Despite having no formal training in business she opened her own boutique in the late 50s and her second shop which was opened in 1961. From her small empire in London she engineered the ‘Chelsea Look.’
Mary designed such popular items of 1960’s as tight, skinny rib sweaters in stripes and bold checks and knee high, white, patent plastic, lace up boots. Quant’s fashion shows and window displays were events or ‘happenings.’ She produced original clothing, that was sold in affordable prices, for a new youth-orientated market.
Mary Quant studied illustration at Goldsmith’s College and then took a job with a couture milliner, where she would spend three days stitching a hat for one customer. She came to the conclusion that fashion should not exist for the privileged few but for everyone, and especially for the young. “I had always wanted young people to have a fashion of their own, absolutely twentieth century fashion,” she wrote in her autobiography.( Quant by Quant)
In 1955 she opened Bazaar on the Kings Road, one of the first Boutiques. Quant went out to find new and interesting clothes for Bazaar. In the first week the store took five times more than she had expected. As a buyer she was not satisfied with the range of clothes available and decided that the shop would have to be stocked with clothes made by herself.
She bought a sewing machine and set it up in her bedsitter, but soon expanded, moving to a larger bedsitter where she employed a few machinists. Her designs were a big success. Her best sellers included, small white plastic collars to brighten a black sweater or dress and black stretch stockings. She experimented with balloon style dresses and by mixing large spots and checks. In the early 60s she designed the first range of coordinates ever in England with items such as sleeveless dresses and neat little pinafore dresses that featured unusual colour combination’s.
Bazaar became synonymous with the Chelsea set. “It had begun to dawn on us that by luck… by chance… perhaps even by mistake… we were on to a huge thing,” she said “We were in at the beginning of a tremendous renaissance in fashion.”

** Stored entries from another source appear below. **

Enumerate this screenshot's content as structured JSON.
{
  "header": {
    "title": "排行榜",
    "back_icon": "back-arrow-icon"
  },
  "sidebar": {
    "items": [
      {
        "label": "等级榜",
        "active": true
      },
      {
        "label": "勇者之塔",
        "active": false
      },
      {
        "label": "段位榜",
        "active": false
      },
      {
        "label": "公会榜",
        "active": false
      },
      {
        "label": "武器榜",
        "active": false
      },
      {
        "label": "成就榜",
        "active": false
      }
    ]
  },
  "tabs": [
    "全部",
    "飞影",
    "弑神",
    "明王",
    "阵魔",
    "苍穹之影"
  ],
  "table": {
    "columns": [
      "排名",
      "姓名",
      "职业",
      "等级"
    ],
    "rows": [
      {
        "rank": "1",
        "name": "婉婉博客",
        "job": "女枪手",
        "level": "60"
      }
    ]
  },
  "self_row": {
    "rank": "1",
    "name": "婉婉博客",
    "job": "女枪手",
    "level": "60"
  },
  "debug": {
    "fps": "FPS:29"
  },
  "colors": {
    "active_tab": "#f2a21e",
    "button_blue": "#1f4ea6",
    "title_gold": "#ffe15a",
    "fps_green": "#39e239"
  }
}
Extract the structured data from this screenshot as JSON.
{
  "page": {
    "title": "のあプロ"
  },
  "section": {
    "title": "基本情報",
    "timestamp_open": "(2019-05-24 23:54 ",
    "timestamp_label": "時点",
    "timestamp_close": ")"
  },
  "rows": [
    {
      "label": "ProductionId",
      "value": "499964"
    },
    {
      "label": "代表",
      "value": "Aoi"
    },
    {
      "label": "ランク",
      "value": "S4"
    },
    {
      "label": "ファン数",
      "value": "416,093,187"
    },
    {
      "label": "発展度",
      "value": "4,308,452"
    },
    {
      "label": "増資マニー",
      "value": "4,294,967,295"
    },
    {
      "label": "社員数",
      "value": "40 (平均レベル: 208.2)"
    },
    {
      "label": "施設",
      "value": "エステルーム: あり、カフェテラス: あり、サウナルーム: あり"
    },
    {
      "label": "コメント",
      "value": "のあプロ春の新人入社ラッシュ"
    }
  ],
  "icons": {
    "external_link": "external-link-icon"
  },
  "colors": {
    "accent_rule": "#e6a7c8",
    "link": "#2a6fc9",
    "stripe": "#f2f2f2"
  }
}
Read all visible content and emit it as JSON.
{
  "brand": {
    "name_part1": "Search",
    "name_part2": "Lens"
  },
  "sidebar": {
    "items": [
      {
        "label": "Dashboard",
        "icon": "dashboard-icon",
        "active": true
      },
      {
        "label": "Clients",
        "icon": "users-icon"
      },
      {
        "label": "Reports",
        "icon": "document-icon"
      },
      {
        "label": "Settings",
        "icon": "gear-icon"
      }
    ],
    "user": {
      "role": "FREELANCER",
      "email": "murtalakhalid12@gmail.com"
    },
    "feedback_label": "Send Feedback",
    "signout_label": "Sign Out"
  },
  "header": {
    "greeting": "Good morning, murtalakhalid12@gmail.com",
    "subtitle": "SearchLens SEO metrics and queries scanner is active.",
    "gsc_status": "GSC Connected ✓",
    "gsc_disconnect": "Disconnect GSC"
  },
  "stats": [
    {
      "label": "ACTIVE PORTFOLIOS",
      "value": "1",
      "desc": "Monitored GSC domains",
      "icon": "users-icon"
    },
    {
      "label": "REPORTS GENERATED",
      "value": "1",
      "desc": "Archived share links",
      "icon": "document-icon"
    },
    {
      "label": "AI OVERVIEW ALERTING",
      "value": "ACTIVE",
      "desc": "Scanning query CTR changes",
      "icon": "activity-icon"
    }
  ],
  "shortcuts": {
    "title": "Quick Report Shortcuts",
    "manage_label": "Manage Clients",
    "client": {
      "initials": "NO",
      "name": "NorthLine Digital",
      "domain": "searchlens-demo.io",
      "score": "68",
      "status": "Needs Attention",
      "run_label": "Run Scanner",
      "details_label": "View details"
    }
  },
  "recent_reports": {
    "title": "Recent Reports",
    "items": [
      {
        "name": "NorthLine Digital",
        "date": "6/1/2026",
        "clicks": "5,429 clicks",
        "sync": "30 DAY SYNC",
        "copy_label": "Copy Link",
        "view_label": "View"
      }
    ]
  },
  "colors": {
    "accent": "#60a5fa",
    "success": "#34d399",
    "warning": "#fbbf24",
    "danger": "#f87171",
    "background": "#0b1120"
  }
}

By 1961 a second Bazaar had opened in Knightsbridge and Quant decided to go wholesale, the only way to keep prices down to a level accessible to the mass market. By 1963 Quant was exporting to the USA. She went into mass-production to keep up with the demands of the US market and she launched the Ginger Group internationally. She was also presented with the Sunday Times International Award for ‘Jolting England out of it’s Conventional Attitude towards clothes.’
As her popularity grew she created the micro-mini and the ‘paint box’ make-up of 1966. She also designed shiny, plastic raincoats and little, grey pinafore dresses then producing her own range of cosmetics. In 1966 Mary Quant received her OBE for her contribution to the fashion industry. She turned up at the Palace in a mini and cut away gloves. In 1967 she said “Good taste is death. Vulgarity is life.” Her last fashion invention for the 60s were ‘Hot Pants’ which were not a great hit but the name Mary Quant had hit the limelight and she had cemented her name in British fashion history.